Qui suis-je donc pour oser écrire sur l’Esprit et sur ses fruits de paix et de joie dans notre vie spirituelle ? Puisqu’on me le demandait, j’ai essayé de le faire, au titre du simple partage fraternel, à partir de ce que j’ai moi-même vécu. Partir de l’expérience me semble important car, outre le fait qu’elle permet de situer celui qui parle, elle est incontournable dans la quête spirituelle contemporaine.

 
Tous ceux qui sont allés au catéchisme ou qui fréquentent les Eglises ont entendu parler de l’Esprit saint. Ils savent qu’Il est présent et agissant dans la vie des personnes et dans celle de l’Eglise.

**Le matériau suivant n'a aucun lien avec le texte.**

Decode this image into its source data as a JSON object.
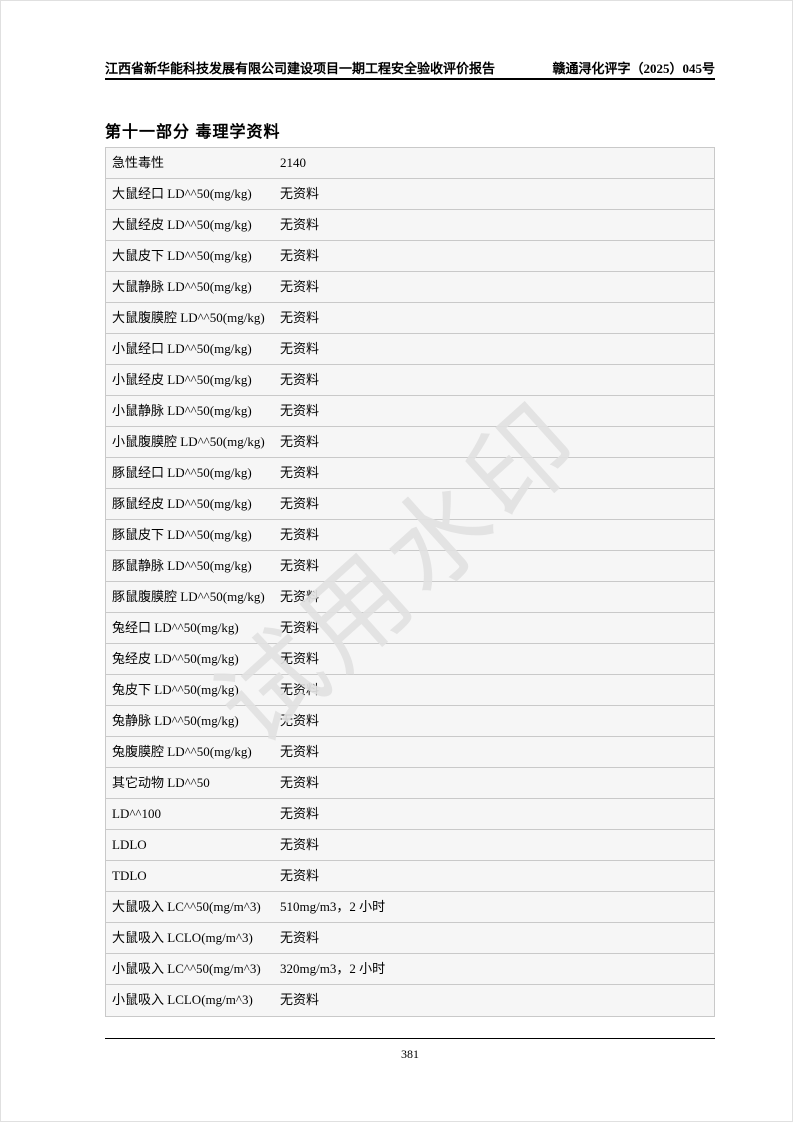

Mais tous n’en n’ont pas fait l’expérience évidente et vitale, même si, ces dernières années, un grand nombre de personnes l’ont faite. Les Pentecôtistes et les charismatiques en sont l’émergence visible (six cents millions de chrétiens ont été baptisés dans l’Esprit estiment certains sociologues spécialistes), mais l’expérience de l’Esprit dépasse les frontières de ces mouvements ; elle dépasse aussi l’espace des Eglises chrétiennes.
Pour que l’Esprit saint conduise notre vie spirituelle, il faut d’abord qu’Il nous fasse naître à cette Intériorité qui a été étouffée depuis des décennies. C’est ce dont je voudrais tout d’abord témoigner

Un tournant dans ma vie.
Pour ma part, la prise de conscience de la réalité de l’action de l’Esprit saint et l’éveil à l’intériorité, remontent à la fin des années soixante dix, et restent une date à partir de laquelle rien n’a plus été comme avant : le début d’une lente remontée vers la lumière, une promesse de paix et de joie, une lente naissance à la Vie.
Journaliste toujours curieuse de la nouveauté, j’étais donc partie pour un reportage d’une semaine dans ces communautés dites charismatiques, nées comme par enchantement d’une " effusion de l’Esprit ", et encore très peu connues du grand public.
A cette époque de l’après Mai 68, la société vivait dans le rejet de toute autorité, de toute loi, de toute référence transcendante, avec un esprit critique dévastateur sur toutes les valeurs traditionnelles… La référence était le désir du sujet, devenu lui-même sa propre référence. C’est dire que l’Esprit saint était bel et bien oublié, Lui qui vient d’En Haut et dont le souffle est fragile ! L’Eglise elle-même était contaminée par l’air du temps, et plus préoccupée de secréter ses propres réformes que de se mettre à l’écoute de l’Esprit.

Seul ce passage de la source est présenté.